Épicure établit une distinction entre les différents types de désirs :
Satisfaire ses désirs ne signifie pas devenir ascète mais bel et bien savoir éviter une situation de dépendance envers les plaisirs ou les désirs. Afin d'expliquer ce point, Épicure parle de « calcul des plaisirs ». Il s'agit d'un principe selon lequel il faut savoir résister à un plaisir afin de prévenir un plus grand mal qui pourrait survenir plus tard. Le sage est capable de suivre cette direction et il évite ainsi le manque qui viendrait entraver sa vie. Le but du sage et donc du philosophe est d'atteindre l'ataraxie, c'est-à-dire le repos de l'âme, et l'aponie, qui concerne le corps.

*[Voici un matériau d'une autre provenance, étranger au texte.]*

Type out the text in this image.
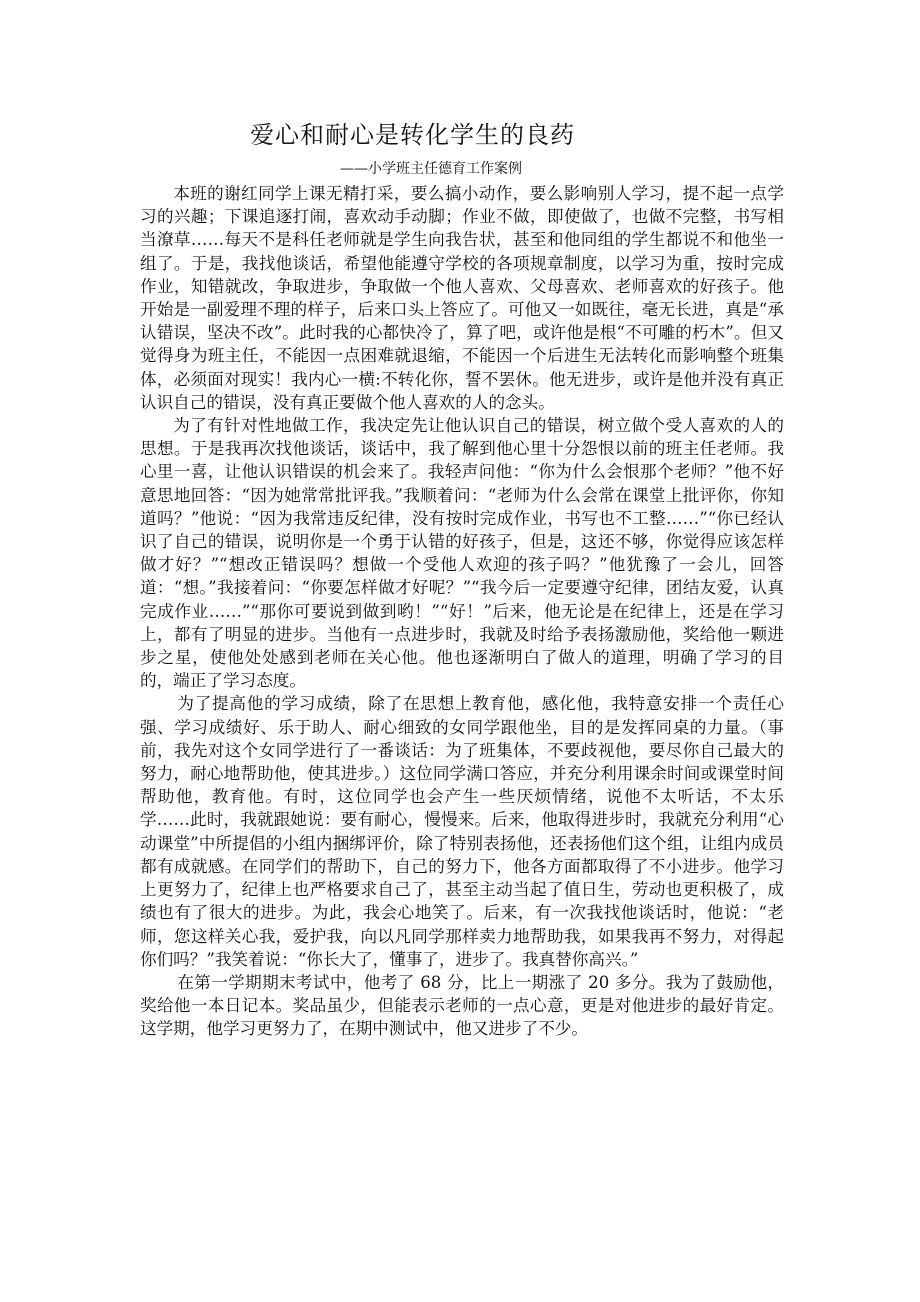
爱心和耐心是转化学生的良药
——小学班主任德育工作案例

本班的谢红同学上课无精打采，要么搞小动作，要么影响别人学习，提不起一点学习的兴趣；下课追逐打闹，喜欢动手动脚；作业不做，即使做了，也做不完整，书写相当潦草……每天不是科任老师就是学生向我告状，甚至和他同组的学生都说不和他坐一组了。于是，我找他谈话，希望他能遵守学校的各项规章制度，以学习为重，按时完成作业，知错就改，争取进步，争取做一个他人喜欢、父母喜欢、老师喜欢的好孩子。他开始是一副爱理不理的样子，后来口头上答应了。可他又一如既往，毫无长进，真是“承认错误，坚决不改”。此时我的心都快冷了，算了吧，或许他是根“不可雕的朽木”。但又觉得身为班主任，不能因一点困难就退缩，不能因一个后进生无法转化而影响整个班集体，必须面对现实！我内心一横:不转化你，誓不罢休。他无进步，或许是他并没有真正认识自己的错误，没有真正要做个他人喜欢的人的念头。

为了有针对性地做工作，我决定先让他认识自己的错误，树立做个受人喜欢的人的思想。于是我再次找他谈话，谈话中，我了解到他心里十分怨恨以前的班主任老师。我心里一喜，让他认识错误的机会来了。我轻声问他：“你为什么会恨那个老师？”他不好意思地回答：“因为她常常批评我。”我顺着问：“老师为什么会常在课堂上批评你，你知道吗？”他说：“因为我常违反纪律，没有按时完成作业，书写也不工整……”“你已经认识了自己的错误，说明你是一个勇于认错的好孩子，但是，这还不够，你觉得应该怎样做才好？”“想改正错误吗？想做一个受他人欢迎的孩子吗？”他犹豫了一会儿，回答道：“想。”我接着问：“你要怎样做才好呢？”“我今后一定要遵守纪律，团结友爱，认真完成作业……”“那你可要说到做到哟！”“好！”后来，他无论是在纪律上，还是在学习上，都有了明显的进步。当他有一点进步时，我就及时给予表扬激励他，奖给他一颗进步之星，使他处处感到老师在关心他。他也逐渐明白了做人的道理，明确了学习的目的，端正了学习态度。

为了提高他的学习成绩，除了在思想上教育他，感化他，我特意安排一个责任心强、学习成绩好、乐于助人、耐心细致的女同学跟他坐，目的是发挥同桌的力量。（事前，我先对这个女同学进行了一番谈话：为了班集体，不要歧视他，要尽你自己最大的努力，耐心地帮助他，使其进步。）这位同学满口答应，并充分利用课余时间或课堂时间帮助他，教育他。有时，这位同学也会产生一些厌烦情绪，说他不太听话，不太乐学……此时，我就跟她说：要有耐心，慢慢来。后来，他取得进步时，我就充分利用“心动课堂”中所提倡的小组内捆绑评价，除了特别表扬他，还表扬他们这个组，让组内成员都有成就感。在同学们的帮助下，自己的努力下，他各方面都取得了不小进步。他学习上更努力了，纪律上也严格要求自己了，甚至主动当起了值日生，劳动也更积极了，成绩也有了很大的进步。为此，我会心地笑了。后来，有一次我找他谈话时，他说：“老师，您这样关心我，爱护我，向以凡同学那样卖力地帮助我，如果我再不努力，对得起你们吗？”我笑着说：“你长大了，懂事了，进步了。我真替你高兴。”

在第一学期期末考试中，他考了 68 分，比上一期涨了 20 多分。我为了鼓励他，奖给他一本日记本。奖品虽少，但能表示老师的一点心意，更是对他进步的最好肯定。这学期，他学习更努力了，在期中测试中，他又进步了不少。
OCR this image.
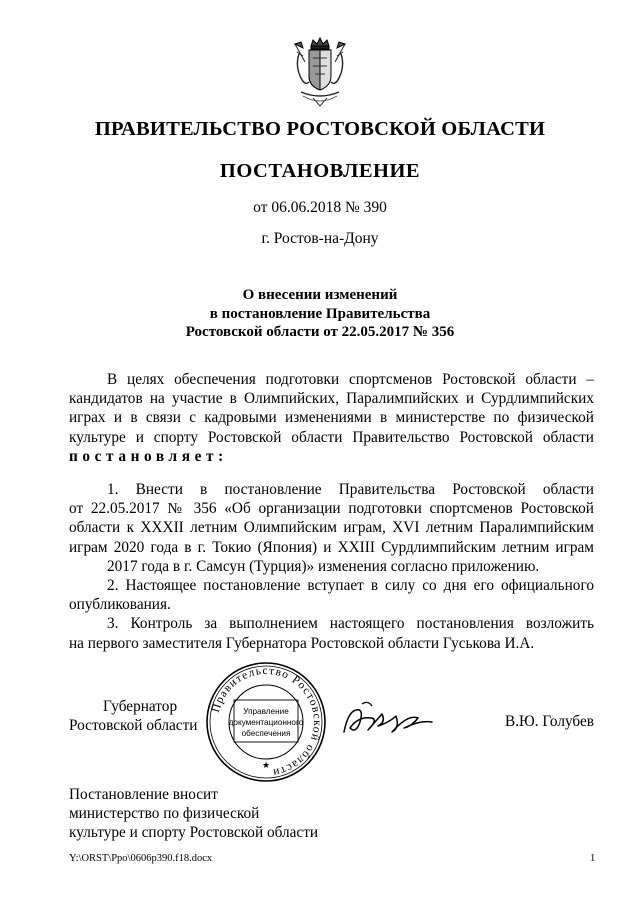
ПРАВИТЕЛЬСТВО РОСТОВСКОЙ ОБЛАСТИ
ПОСТАНОВЛЕНИЕ
от 06.06.2018 № 390
г. Ростов-на-Дону
О внесении изменений
в постановление Правительства
Ростовской области от 22.05.2017 № 356

В целях обеспечения подготовки спортсменов Ростовской области –

кандидатов на участие в Олимпийских, Паралимпийских и Сурдлимпийских

играх и в связи с кадровыми изменениями в министерстве по физической

культуре и спорту Ростовской области Правительство Ростовской области

постановляет:

1. Внести в постановление Правительства Ростовской области

от 22.05.2017 № 356 «Об организации подготовки спортсменов Ростовской

области к XXXII летним Олимпийским играм, XVI летним Паралимпийским

играм 2020 года в г. Токио (Япония) и XXIII Сурдлимпийским летним играм

2017 года в г. Самсун (Турция)» изменения согласно приложению.

2. Настоящее постановление вступает в силу со дня его официального

опубликования.

3. Контроль за выполнением настоящего постановления возложить

на первого заместителя Губернатора Ростовской области Гуськова И.А.

Губернатор
Ростовской области
Правительство Ростовской области
Управление
документационного
обеспечения
★
В.Ю. Голубев
Постановление вносит
министерство по физической
культуре и спорту Ростовской области
Y:\ORST\Ppo\0606p390.f18.docx	1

Il y a, et notamment dans la Lettre à Ménécée, une hiérarchie des douleurs, celle de l'âme étant plus dure à supporter que celle du corps. L'âme doit aussi permettre d'oublier la douleur somatique. Dans une lettre qu'il a écrite le jour de sa mort à Idoménée, alors qu'il était atteint d'une maladie très douloureuse, Épicure précise qu'il surmonte ses douleurs physiques en se remémorant les conversations qu'ils ont eues ensemble. C'est ainsi qu'il est possible d'affirmer que le corps semble moins important que la santé de l'âme.

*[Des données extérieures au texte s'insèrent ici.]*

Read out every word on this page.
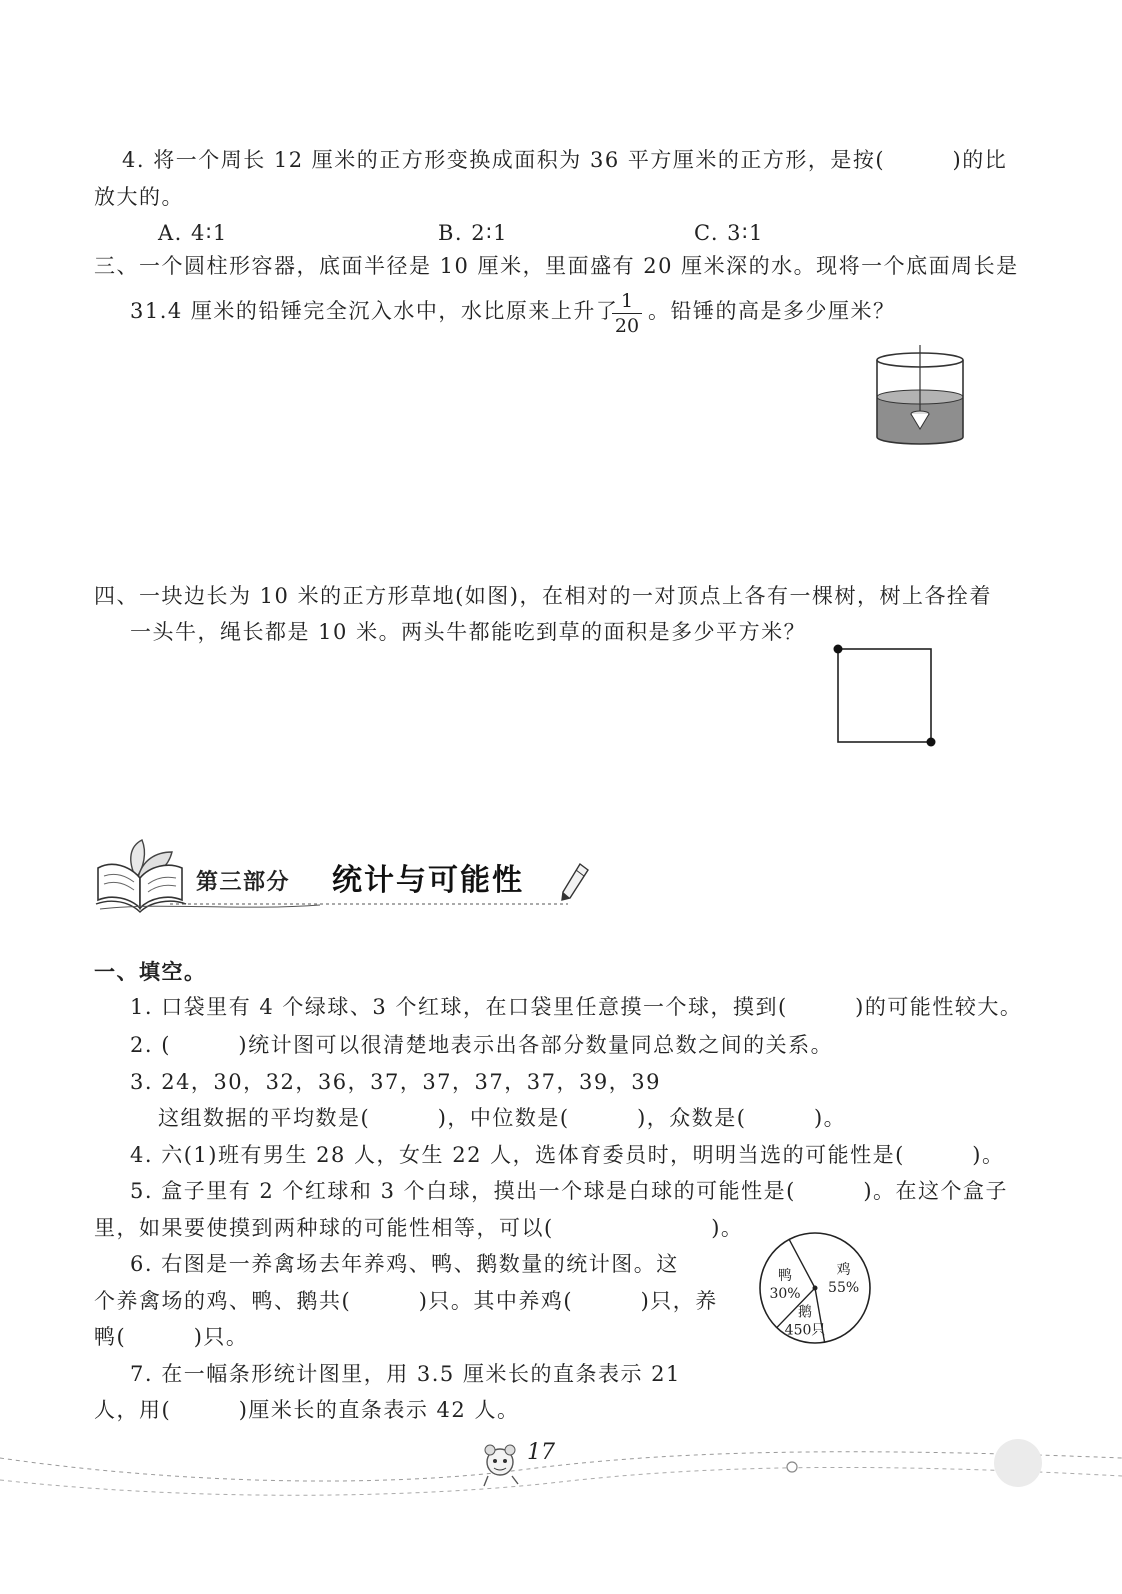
4. 将一个周长 12 厘米的正方形变换成面积为 36 平方厘米的正方形，是按(　　　)的比
放大的。
A. 4∶1	B. 2∶1	C. 3∶1
三、一个圆柱形容器，底面半径是 10 厘米，里面盛有 20 厘米深的水。现将一个底面周长是
31.4 厘米的铅锤完全沉入水中，水比原来上升了 1
20
。铅锤的高是多少厘米？
四、一块边长为 10 米的正方形草地(如图)，在相对的一对顶点上各有一棵树，树上各拴着
一头牛，绳长都是 10 米。两头牛都能吃到草的面积是多少平方米？
第三部分 统计与可能性
一、填空。
1. 口袋里有 4 个绿球、3 个红球，在口袋里任意摸一个球，摸到(　　　)的可能性较大。
2. (　　　)统计图可以很清楚地表示出各部分数量同总数之间的关系。
3. 24，30，32，36，37，37，37，37，39，39
这组数据的平均数是(　　　)，中位数是(　　　)，众数是(　　　)。
4. 六(1)班有男生 28 人，女生 22 人，选体育委员时，明明当选的可能性是(　　　)。
5. 盒子里有 2 个红球和 3 个白球，摸出一个球是白球的可能性是(　　　)。在这个盒子
里，如果要使摸到两种球的可能性相等，可以(　　　　　　　)。
6. 右图是一养禽场去年养鸡、鸭、鹅数量的统计图。这
个养禽场的鸡、鸭、鹅共(　　　)只。其中养鸡(　　　)只，养
鸭(　　　)只。
7. 在一幅条形统计图里，用 3.5 厘米长的直条表示 21
人，用(　　　)厘米长的直条表示 42 人。
鸡
55%
鹅
450只
鸭
30%
17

L'épicurisme de la Lettre à Ménécée est devenu au fil des décennies une des philosophies majeures de la Grèce antique. Perpétuée dans l'empire romain au Ier siècle ap. J.-C., elle s'opposa au stoïcisme pour être la philosophie de vie principalement enseignée dans les écoles philosophiques. On doit son importance durant cette période au poète Lucrèce, qui, reprenant les thèses d'Épicure, les traduisit avec un langage poétique dans son œuvre De rerum natura, en y apportant tout de même plusieurs approfondissements comme sur le thème de l'atome et ses conséquences. Cependant l'épicurisme perdit de sa superbe après cette période et s'éteignit aux alentours du IIe siècle ap. J.-C. Encore qu'on en trouve des traces au IIIe siècle.